Em abril deste ano, o Ministério da Educação (MEC) bloqueou uma parte do orçamento de 63 universidades e 38 institutos federais de ensino, dentre eles campi da Universidade Federal do Espírito Santo (Ufes) e do Instituto Federal do Espírito Santo (Ifes).

De acordo com o governo, o corte foi aplicado sobre gastos não obrigatórios, como água, luz, terceirizados, obras, equipamentos e realização de pesquisas. Despesas obrigatórias, como pagamento de salários e aposentadorias, não foram afetadas.

Durante a inauguração do bloco de salas de aula e de uma biblioteca no campus de Cachoeiro de Itapemirim, o ministro falou sobre o bloqueio no orçamento das instituições. Segundo Ribeiro, o corte foi necessário por causa da queda na arrecadação de impostos durante a pandemia.

“O Governo Federal não cria recursos, ele recolhe recursos. O presidente teve que escolher as áreas prioritárias e as áreas que escolhemos, e ele me convenceu disso, foi colocar comida no prato dos brasileiros através do auxílio emergencial”, explicou Ribeiro.

Questionado sobre o impacto do corte no funcionamento das unidades de ensino, o ministro disse que investimentos importantes serão adiados e reafirmou que o governo teve que escolher entre “recursos para comer” e o projeto de educação.

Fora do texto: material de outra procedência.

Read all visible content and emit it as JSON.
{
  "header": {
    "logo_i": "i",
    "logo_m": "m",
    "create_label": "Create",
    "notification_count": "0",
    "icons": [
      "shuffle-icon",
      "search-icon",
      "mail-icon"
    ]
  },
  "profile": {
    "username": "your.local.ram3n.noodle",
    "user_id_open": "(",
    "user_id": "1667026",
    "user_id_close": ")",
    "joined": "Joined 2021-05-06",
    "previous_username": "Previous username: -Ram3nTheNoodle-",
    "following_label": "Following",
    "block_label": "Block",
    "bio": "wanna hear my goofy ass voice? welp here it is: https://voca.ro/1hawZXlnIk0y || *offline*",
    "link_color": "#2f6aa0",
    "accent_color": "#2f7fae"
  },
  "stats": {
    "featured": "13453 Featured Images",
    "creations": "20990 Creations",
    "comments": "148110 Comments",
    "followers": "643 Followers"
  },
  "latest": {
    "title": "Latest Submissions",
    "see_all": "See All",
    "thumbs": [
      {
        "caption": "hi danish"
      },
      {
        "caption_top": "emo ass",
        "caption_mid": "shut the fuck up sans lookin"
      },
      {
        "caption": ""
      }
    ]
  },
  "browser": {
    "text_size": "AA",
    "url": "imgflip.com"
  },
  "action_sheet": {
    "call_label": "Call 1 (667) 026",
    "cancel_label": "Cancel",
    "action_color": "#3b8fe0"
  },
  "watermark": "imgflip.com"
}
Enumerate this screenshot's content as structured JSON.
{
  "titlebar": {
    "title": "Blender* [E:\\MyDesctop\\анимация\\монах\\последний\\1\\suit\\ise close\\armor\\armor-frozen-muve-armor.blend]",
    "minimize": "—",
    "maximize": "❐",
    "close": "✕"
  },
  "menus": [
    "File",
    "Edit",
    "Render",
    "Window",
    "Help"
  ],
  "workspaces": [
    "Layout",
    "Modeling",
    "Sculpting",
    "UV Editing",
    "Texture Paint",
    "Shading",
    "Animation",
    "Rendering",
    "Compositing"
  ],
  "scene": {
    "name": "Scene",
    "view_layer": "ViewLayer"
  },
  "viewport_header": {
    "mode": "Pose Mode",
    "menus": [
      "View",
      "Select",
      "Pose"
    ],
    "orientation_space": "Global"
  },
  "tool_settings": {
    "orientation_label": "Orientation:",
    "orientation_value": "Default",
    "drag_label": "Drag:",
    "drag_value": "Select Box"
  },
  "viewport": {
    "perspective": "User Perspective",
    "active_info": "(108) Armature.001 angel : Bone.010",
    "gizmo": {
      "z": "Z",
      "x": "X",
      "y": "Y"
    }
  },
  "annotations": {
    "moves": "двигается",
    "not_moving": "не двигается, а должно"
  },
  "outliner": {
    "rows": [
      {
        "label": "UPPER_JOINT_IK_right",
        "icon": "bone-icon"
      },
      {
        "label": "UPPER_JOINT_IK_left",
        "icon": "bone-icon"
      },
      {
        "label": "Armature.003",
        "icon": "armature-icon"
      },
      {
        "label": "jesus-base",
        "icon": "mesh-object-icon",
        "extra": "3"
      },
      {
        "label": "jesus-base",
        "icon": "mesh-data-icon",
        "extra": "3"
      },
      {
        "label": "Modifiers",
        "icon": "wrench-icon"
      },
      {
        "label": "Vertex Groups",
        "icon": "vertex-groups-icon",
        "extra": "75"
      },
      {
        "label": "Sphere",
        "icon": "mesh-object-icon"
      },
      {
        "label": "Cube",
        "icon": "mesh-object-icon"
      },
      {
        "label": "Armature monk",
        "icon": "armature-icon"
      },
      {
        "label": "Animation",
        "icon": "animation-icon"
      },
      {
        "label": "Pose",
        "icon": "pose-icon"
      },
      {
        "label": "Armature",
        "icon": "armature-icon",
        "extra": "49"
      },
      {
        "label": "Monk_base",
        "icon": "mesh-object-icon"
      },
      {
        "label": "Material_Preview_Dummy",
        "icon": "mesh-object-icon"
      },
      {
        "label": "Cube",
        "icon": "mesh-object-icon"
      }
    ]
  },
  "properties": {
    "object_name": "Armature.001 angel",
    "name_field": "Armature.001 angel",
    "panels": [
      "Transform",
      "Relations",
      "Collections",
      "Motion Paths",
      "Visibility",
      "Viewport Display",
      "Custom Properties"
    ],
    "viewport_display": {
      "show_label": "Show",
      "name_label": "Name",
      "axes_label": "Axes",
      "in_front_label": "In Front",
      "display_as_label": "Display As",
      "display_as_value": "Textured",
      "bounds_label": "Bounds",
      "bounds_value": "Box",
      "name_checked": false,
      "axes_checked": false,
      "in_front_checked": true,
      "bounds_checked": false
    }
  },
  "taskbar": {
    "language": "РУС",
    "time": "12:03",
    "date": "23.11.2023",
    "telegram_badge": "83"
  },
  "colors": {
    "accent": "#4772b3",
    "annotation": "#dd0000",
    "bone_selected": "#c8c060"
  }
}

“Nós não vamos cortar os recursos, nós vamos adiar alguns investimentos que são importantes para a educação. Entre uma perda maior que é não ter recurso para comer e adiar um projeto de educação, o senhor presidente resolveu adiar alguns projetos de educação”, informou o ministro.

Depois da visita em Cachoeiro de Itapemirim, o ministro passou pelo campus do Ifes em Alegre e cumpriu agenda em Vitória.

A administração da Universidade Federal do Espírito Santo (Ufes) informou que pode ter o funcionamento “fortemente prejudicado” a partir do segundo semestre deste ano por conta do bloqueio de 60% no orçamento da instituição.

Segundo a Ufes, mesmo que os recursos sejam descontingenciados e desbloqueados, a instituição terá grandes dificuldades para manter suas atividades de ensino, pesquisa e extensão até o final do ano, pois os valores procedentes do Tesouro previstos na parcela discricionária do orçamento (aqueles que a universidade tem autonomia para gerir) são cerca de 20% inferiores aos do ano passado.

Em 11 anos, o orçamento do Ministério da Educação (MEC) para as universidades federais caiu 37% nas despesas discricionárias, se comparadas às de 2010 corrigidas pela inflação.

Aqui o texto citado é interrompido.